Nem todos podem ocupar um lugar num parque de estacionamento (quantos ficam vazios todas as noites?... largas centenas, certamente, talvez um número entre 2 a 3 mil...) mas além destes lugares, por racionalizar, há outros: pela cidade há milhares de lugares de estacionamento ocupados de forma irregular por "falsas garagens", antigas garagens hoje lojas e empresas que tendo lancis rebaixados à sua frente são usados abusivamente removendo-as à lista de lugares de estacionamento regulados. Rent-a-car e oficinas completam a lista fazendo o número total subir ainda mais: talvez até algo em torno dos 2 ou 3 mil lugares totais em toda a cidade... Ou seja, em toda a Lisboa, há mais de 4 mil (estimativa conservadora) lugares de estacionamento que podem ser recuperados e devolvidos aos moradores.
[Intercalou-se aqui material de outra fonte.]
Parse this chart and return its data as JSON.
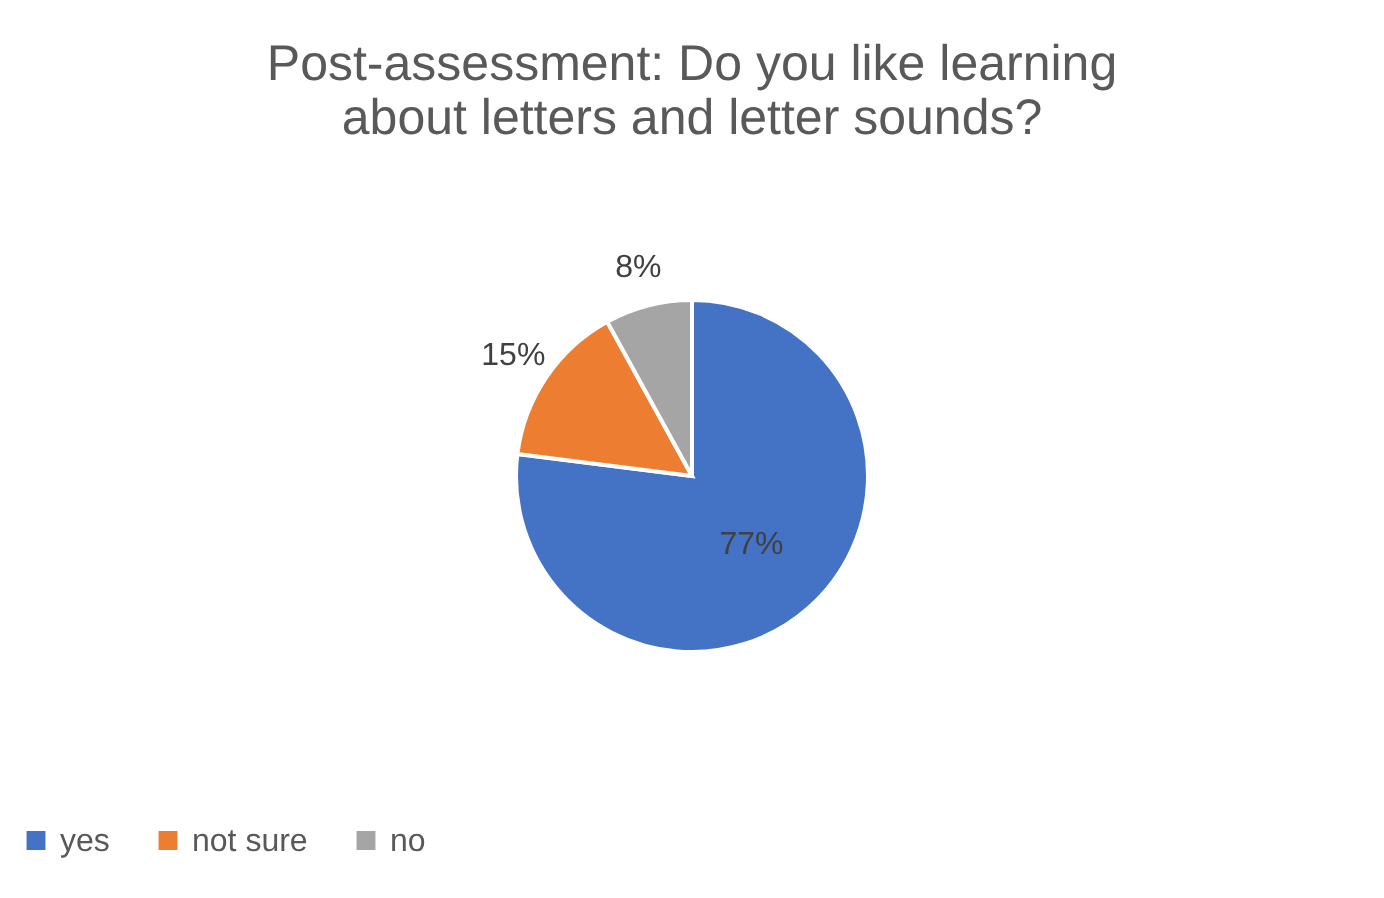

Por defeito, sou favorável a todas as medidas que tirem carros da cidade e, sobretudo, daquelas que dêem alternativas aos que trazem desde a periferia os seus carros particulares num movimento pendular que prejudica o clima, aumenta as importações de combustíveis fósseis e agrava a balança comercial.

Mas estas medidas não devem visar, em primeiro lugar, os moradores da cidade e centram-se, isso sim, na redução de veículos que entram e saem todos os dias da cidade. Dentro de certos limites impostos pela razoabilidade (um carro por família) o estacionamento de carros de moradores deve ser tendencialmente gratuito em toda a cidade (até como forma de aumentar a atractividade de uma cidade em grave evaporação demográfica) e a quantidade de lugares de estacionamento reservada a moradores aumentada: desde logo pela racionalização (pelo uso) dos milhares de lugares de estacionamentos vazios, todos os dias, nos parques da Empark e da EMEL e, depois, pela recuperação de todos estes milhares de lugares perdidos para rent-a-cars, oficinas e falsas garagens.